Bookmark #387

When I walk home, I often think of running away. It usually happens on days when I feel I have given all I have to offer. I play with the idea of how if I were to leave everything I call my life, go someplace and start again, who or what would I become? Humouring myself with the ideas that come from all directions, all possible futures, I finally realise how even if things were different for a few months or even years, I would eventually end up with a life quite similar to the one I have, and when I say life, I mean how I feel about my days, what I do when I’m not given something to do, and who I am when nobody is watching. All else is a farce—the vocations changed like seasons, as they should, and everyone acted a little different around other people, as they do. Life was what we lived despite the world.

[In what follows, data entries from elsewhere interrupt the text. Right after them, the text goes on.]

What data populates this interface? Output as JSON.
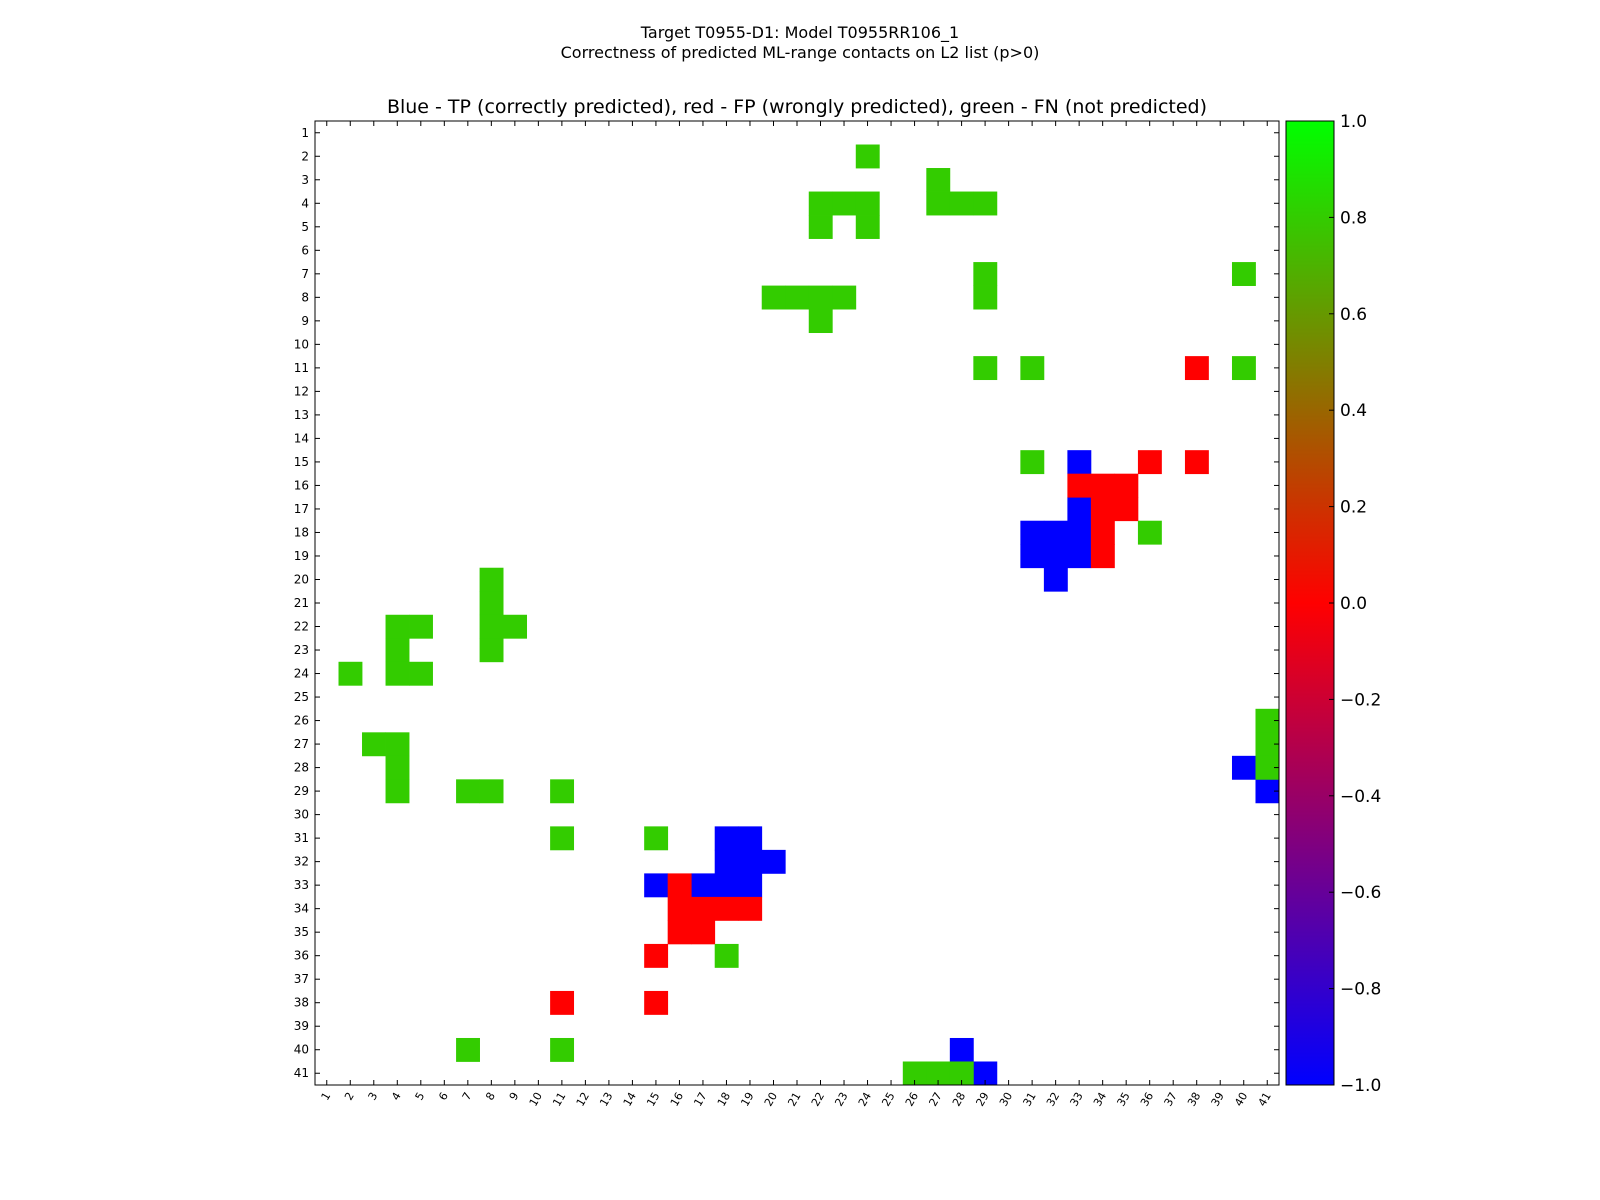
{
  "chart_data": {
    "type": "heatmap",
    "suptitle_line1": "Target T0955-D1: Model T0955RR106_1",
    "suptitle_line2": "Correctness of predicted ML-range contacts on L2 list (p>0)",
    "title": "Blue - TP (correctly predicted), red - FP (wrongly predicted), green - FN (not predicted)",
    "x_ticks": [
      "1",
      "2",
      "3",
      "4",
      "5",
      "6",
      "7",
      "8",
      "9",
      "10",
      "11",
      "12",
      "13",
      "14",
      "15",
      "16",
      "17",
      "18",
      "19",
      "20",
      "21",
      "22",
      "23",
      "24",
      "25",
      "26",
      "27",
      "28",
      "29",
      "30",
      "31",
      "32",
      "33",
      "34",
      "35",
      "36",
      "37",
      "38",
      "39",
      "40",
      "41"
    ],
    "y_ticks": [
      "1",
      "2",
      "3",
      "4",
      "5",
      "6",
      "7",
      "8",
      "9",
      "10",
      "11",
      "12",
      "13",
      "14",
      "15",
      "16",
      "17",
      "18",
      "19",
      "20",
      "21",
      "22",
      "23",
      "24",
      "25",
      "26",
      "27",
      "28",
      "29",
      "30",
      "31",
      "32",
      "33",
      "34",
      "35",
      "36",
      "37",
      "38",
      "39",
      "40",
      "41"
    ],
    "grid_size": 41,
    "value_legend": {
      "tp": -1.0,
      "fp": 0.0,
      "fn": 0.8
    },
    "colors": {
      "tp": "#0000ff",
      "fp": "#ff0000",
      "fn": "#33cc00"
    },
    "colorbar": {
      "min": -1.0,
      "max": 1.0,
      "ticks": [
        "1.0",
        "0.8",
        "0.6",
        "0.4",
        "0.2",
        "0.0",
        "−0.2",
        "−0.4",
        "−0.6",
        "−0.8",
        "−1.0"
      ],
      "stops": [
        {
          "value": -1.0,
          "color": "#0000ff"
        },
        {
          "value": 0.0,
          "color": "#ff0000"
        },
        {
          "value": 1.0,
          "color": "#00ff00"
        }
      ]
    },
    "tp": [
      [
        15,
        33
      ],
      [
        17,
        33
      ],
      [
        18,
        31
      ],
      [
        18,
        32
      ],
      [
        18,
        33
      ],
      [
        19,
        31
      ],
      [
        19,
        32
      ],
      [
        19,
        33
      ],
      [
        20,
        32
      ],
      [
        28,
        40
      ],
      [
        29,
        41
      ],
      [
        31,
        18
      ],
      [
        31,
        19
      ],
      [
        32,
        18
      ],
      [
        32,
        19
      ],
      [
        32,
        20
      ],
      [
        33,
        15
      ],
      [
        33,
        17
      ],
      [
        33,
        18
      ],
      [
        33,
        19
      ],
      [
        40,
        28
      ],
      [
        41,
        29
      ]
    ],
    "fp": [
      [
        11,
        38
      ],
      [
        15,
        36
      ],
      [
        15,
        38
      ],
      [
        16,
        33
      ],
      [
        16,
        34
      ],
      [
        16,
        35
      ],
      [
        17,
        34
      ],
      [
        17,
        35
      ],
      [
        18,
        34
      ],
      [
        19,
        34
      ],
      [
        33,
        16
      ],
      [
        34,
        16
      ],
      [
        34,
        17
      ],
      [
        34,
        18
      ],
      [
        34,
        19
      ],
      [
        35,
        16
      ],
      [
        35,
        17
      ],
      [
        36,
        15
      ],
      [
        38,
        11
      ],
      [
        38,
        15
      ]
    ],
    "fn": [
      [
        2,
        24
      ],
      [
        3,
        27
      ],
      [
        4,
        22
      ],
      [
        4,
        23
      ],
      [
        4,
        24
      ],
      [
        4,
        27
      ],
      [
        4,
        28
      ],
      [
        4,
        29
      ],
      [
        5,
        22
      ],
      [
        5,
        24
      ],
      [
        7,
        29
      ],
      [
        7,
        40
      ],
      [
        8,
        20
      ],
      [
        8,
        21
      ],
      [
        8,
        22
      ],
      [
        8,
        23
      ],
      [
        8,
        29
      ],
      [
        9,
        22
      ],
      [
        11,
        29
      ],
      [
        11,
        31
      ],
      [
        11,
        40
      ],
      [
        15,
        31
      ],
      [
        18,
        36
      ],
      [
        20,
        8
      ],
      [
        21,
        8
      ],
      [
        22,
        4
      ],
      [
        22,
        5
      ],
      [
        22,
        8
      ],
      [
        22,
        9
      ],
      [
        23,
        4
      ],
      [
        23,
        8
      ],
      [
        24,
        2
      ],
      [
        24,
        4
      ],
      [
        24,
        5
      ],
      [
        26,
        41
      ],
      [
        27,
        3
      ],
      [
        27,
        4
      ],
      [
        27,
        41
      ],
      [
        28,
        4
      ],
      [
        28,
        41
      ],
      [
        29,
        4
      ],
      [
        29,
        7
      ],
      [
        29,
        8
      ],
      [
        29,
        11
      ],
      [
        31,
        11
      ],
      [
        31,
        15
      ],
      [
        36,
        18
      ],
      [
        40,
        7
      ],
      [
        40,
        11
      ],
      [
        41,
        26
      ],
      [
        41,
        27
      ],
      [
        41,
        28
      ]
    ]
  }
}
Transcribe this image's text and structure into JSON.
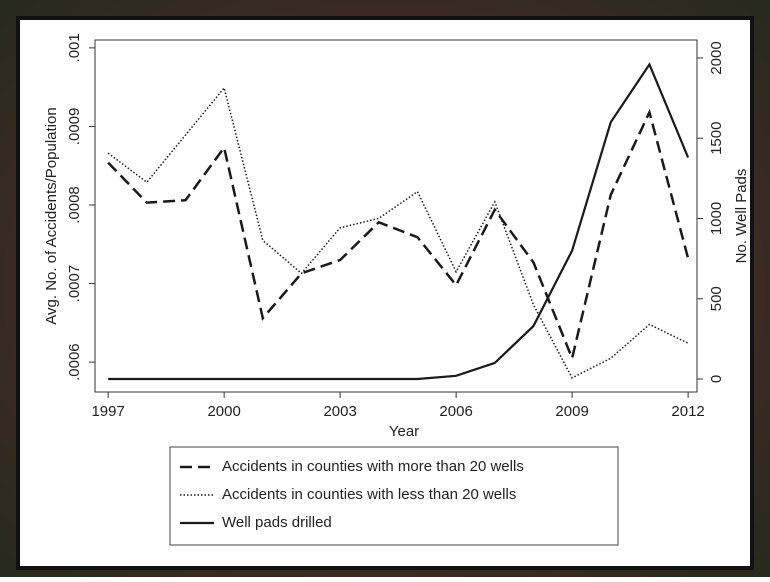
{
  "chart_data": {
    "type": "line",
    "x_label": "Year",
    "y_label": "Avg. No. of Accidents/Population",
    "y2_label": "No. Well Pads",
    "x": [
      1997,
      1998,
      1999,
      2000,
      2001,
      2002,
      2003,
      2004,
      2005,
      2006,
      2007,
      2008,
      2009,
      2010,
      2011,
      2012
    ],
    "xlim": [
      1996.66,
      2012.23
    ],
    "xticks": [
      1997,
      2000,
      2003,
      2006,
      2009,
      2012
    ],
    "ylim": [
      0.000562,
      0.00101
    ],
    "yticks": [
      {
        "value": 0.0006,
        "label": ".0006"
      },
      {
        "value": 0.0007,
        "label": ".0007"
      },
      {
        "value": 0.0008,
        "label": ".0008"
      },
      {
        "value": 0.0009,
        "label": ".0009"
      },
      {
        "value": 0.001,
        "label": ".001"
      }
    ],
    "y2lim": [
      -81,
      2112
    ],
    "y2ticks": [
      0,
      500,
      1000,
      1500,
      2000
    ],
    "series": [
      {
        "name": "Accidents in counties with more than 20 wells",
        "color": "#1a1a1a",
        "style": "dashed",
        "values": [
          0.000854,
          0.000803,
          0.000806,
          0.000873,
          0.000656,
          0.000713,
          0.00073,
          0.000778,
          0.000759,
          0.000698,
          0.000794,
          0.000727,
          0.000605,
          0.000813,
          0.000918,
          0.000732
        ]
      },
      {
        "name": "Accidents in counties with less than 20 wells",
        "color": "#1a1a1a",
        "style": "dotted",
        "values": [
          0.000866,
          0.000829,
          0.000889,
          0.000949,
          0.000755,
          0.000713,
          0.000771,
          0.000783,
          0.000817,
          0.000715,
          0.000804,
          0.000673,
          0.00058,
          0.000605,
          0.000648,
          0.000624
        ]
      },
      {
        "name": "Well pads drilled",
        "color": "#1a1a1a",
        "style": "solid",
        "axis": "y2",
        "values": [
          0,
          0,
          0,
          0,
          0,
          0,
          0,
          0,
          0,
          20,
          100,
          330,
          800,
          1600,
          1960,
          1380
        ]
      }
    ]
  }
}
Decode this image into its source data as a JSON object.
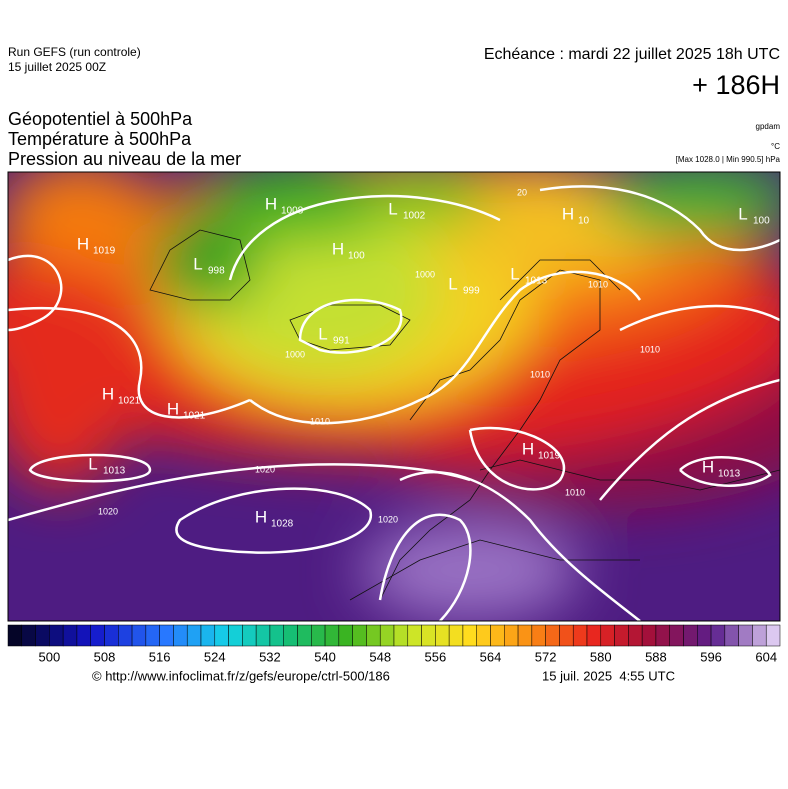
{
  "header": {
    "run": "Run GEFS (run controle)",
    "run_date": "15 juillet 2025 00Z",
    "valid": "Echéance : mardi 22 juillet 2025 18h UTC",
    "lead": "+ 186H",
    "fields": [
      "Géopotentiel à 500hPa",
      "Température à 500hPa",
      "Pression au niveau de la mer"
    ],
    "units": [
      "gpdam",
      "°C",
      "[Max 1028.0 | Min 990.5] hPa"
    ]
  },
  "map": {
    "centers": [
      {
        "kind": "H",
        "label": "1019"
      },
      {
        "kind": "H",
        "label": "1008"
      },
      {
        "kind": "L",
        "label": "1002"
      },
      {
        "kind": "H",
        "label": "100"
      },
      {
        "kind": "H",
        "label": "10"
      },
      {
        "kind": "L",
        "label": "100"
      },
      {
        "kind": "L",
        "label": "998"
      },
      {
        "kind": "L",
        "label": "999"
      },
      {
        "kind": "L",
        "label": "1013"
      },
      {
        "kind": "L",
        "label": "991"
      },
      {
        "kind": "H",
        "label": "1021"
      },
      {
        "kind": "H",
        "label": "1021"
      },
      {
        "kind": "L",
        "label": "1013"
      },
      {
        "kind": "H",
        "label": "1019"
      },
      {
        "kind": "H",
        "label": "1013"
      },
      {
        "kind": "H",
        "label": "1028"
      }
    ],
    "isobar_labels": [
      "1020",
      "1020",
      "1020",
      "1010",
      "1010",
      "1010",
      "1010",
      "1000",
      "1000",
      "1010",
      "20"
    ]
  },
  "colorbar": {
    "range": [
      494,
      606
    ],
    "step": 2,
    "ticks": [
      500,
      508,
      516,
      524,
      532,
      540,
      548,
      556,
      564,
      572,
      580,
      588,
      596,
      604
    ]
  },
  "footer": {
    "source": "© http://www.infoclimat.fr/z/gefs/europe/ctrl-500/186",
    "issued": "15 juil. 2025  4:55 UTC"
  }
}
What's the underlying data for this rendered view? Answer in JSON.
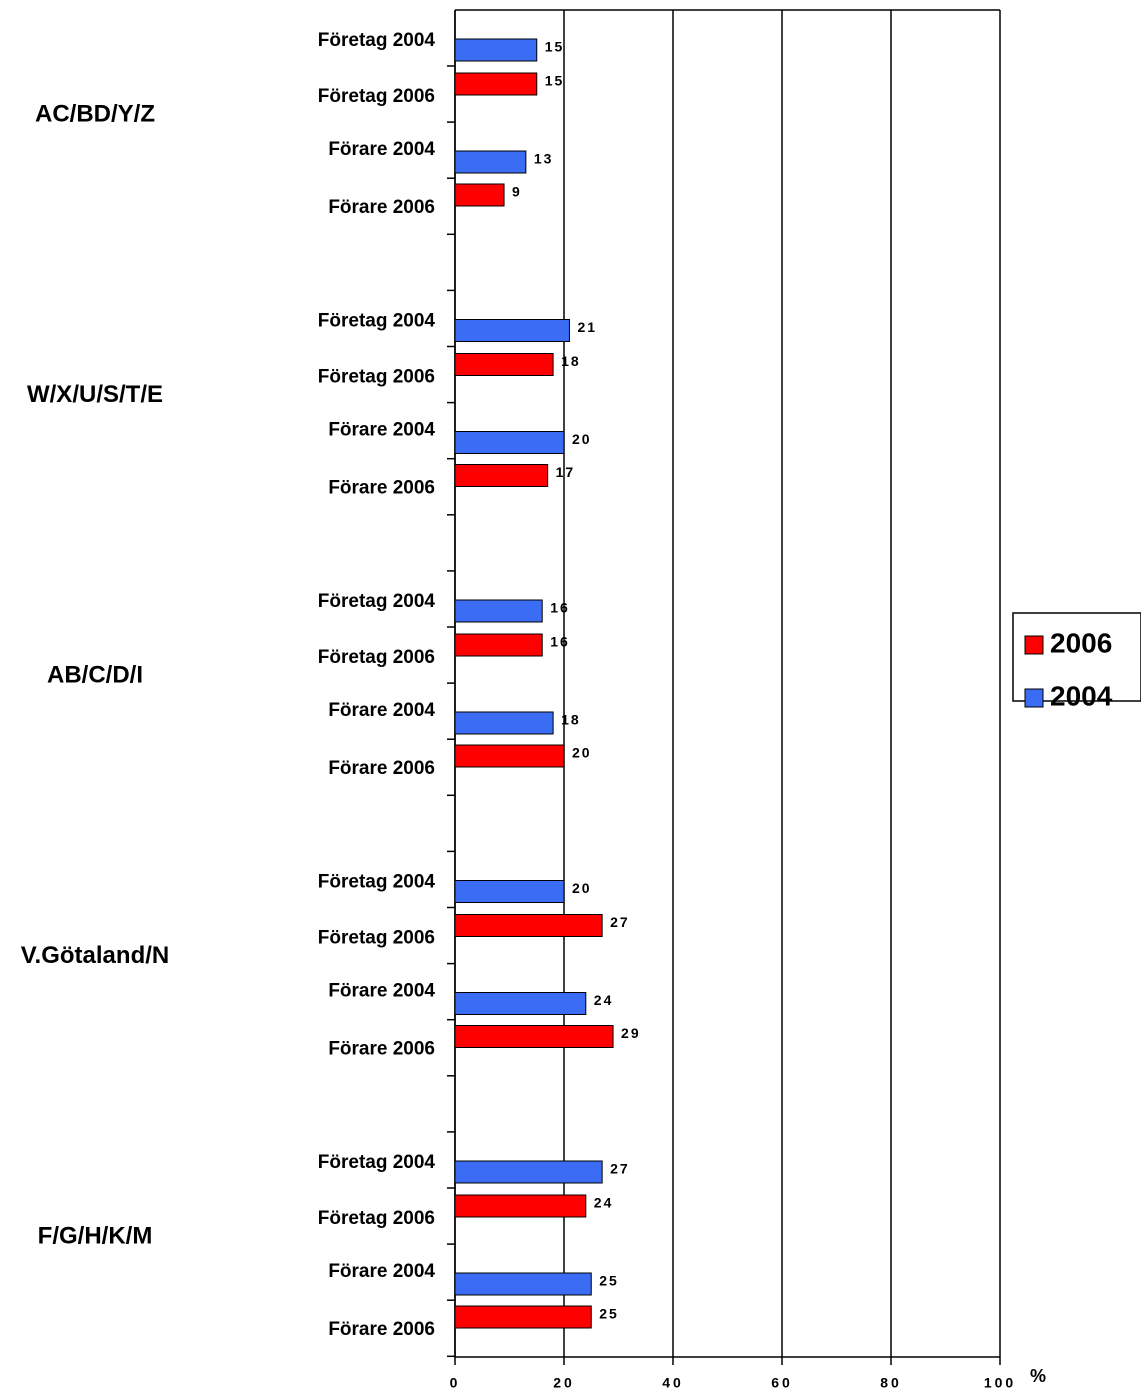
{
  "chart_data": {
    "type": "barh",
    "groups": [
      "AC/BD/Y/Z",
      "W/X/U/S/T/E",
      "AB/C/D/I",
      "V.Götaland/N",
      "F/G/H/K/M"
    ],
    "categories": [
      "Företag 2004",
      "Företag 2006",
      "Förare 2004",
      "Förare 2006",
      "Företag 2004",
      "Företag 2006",
      "Förare 2004",
      "Förare 2006",
      "Företag 2004",
      "Företag 2006",
      "Förare 2004",
      "Förare 2006",
      "Företag 2004",
      "Företag 2006",
      "Förare 2004",
      "Förare 2006",
      "Företag 2004",
      "Företag 2006",
      "Förare 2004",
      "Förare 2006"
    ],
    "series": [
      {
        "name": "2006",
        "color": "#ff0000",
        "values": [
          null,
          15,
          null,
          9,
          null,
          18,
          null,
          17,
          null,
          16,
          null,
          20,
          null,
          27,
          null,
          29,
          null,
          24,
          null,
          25
        ]
      },
      {
        "name": "2004",
        "color": "#3a6cf4",
        "values": [
          15,
          null,
          13,
          null,
          21,
          null,
          20,
          null,
          16,
          null,
          18,
          null,
          20,
          null,
          24,
          null,
          27,
          null,
          25,
          null
        ]
      }
    ],
    "xlabel": "%",
    "xlim": [
      0,
      100
    ],
    "xticks": [
      0,
      20,
      40,
      60,
      80,
      100
    ],
    "grid": true
  }
}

My feet were rooted in the everyday. It was because I knew magic existed, and it takes time, and when I say magic, I only mean the serendipity, the randomness of the world. There is no grand scheme at play. No person is meant to be anything they are not currently, and if they become something eventually, they were whatever they become to begin with. Life was not a process of becoming; it was a process of uncovering. I am already all the people I have been and all the people I will be; I will just meet myself again at different times. If some paradise, some future which bleeds of colour, did exist, the road to it was as much in the simple act of doing dishes as it was in the journey of a lifetime. It was all about how we sculpted our time with our hands. No one had a say in what our life was about.

Running away, then, was a fool’s errand. I would go for miles only to end up at some cafe, to sit still and ponder over things in the evenings, and if I didn’t find one, I would sit and think anyhow. I would do this in every corner of the world, in all worlds possible, in all times, and all lives I ever live.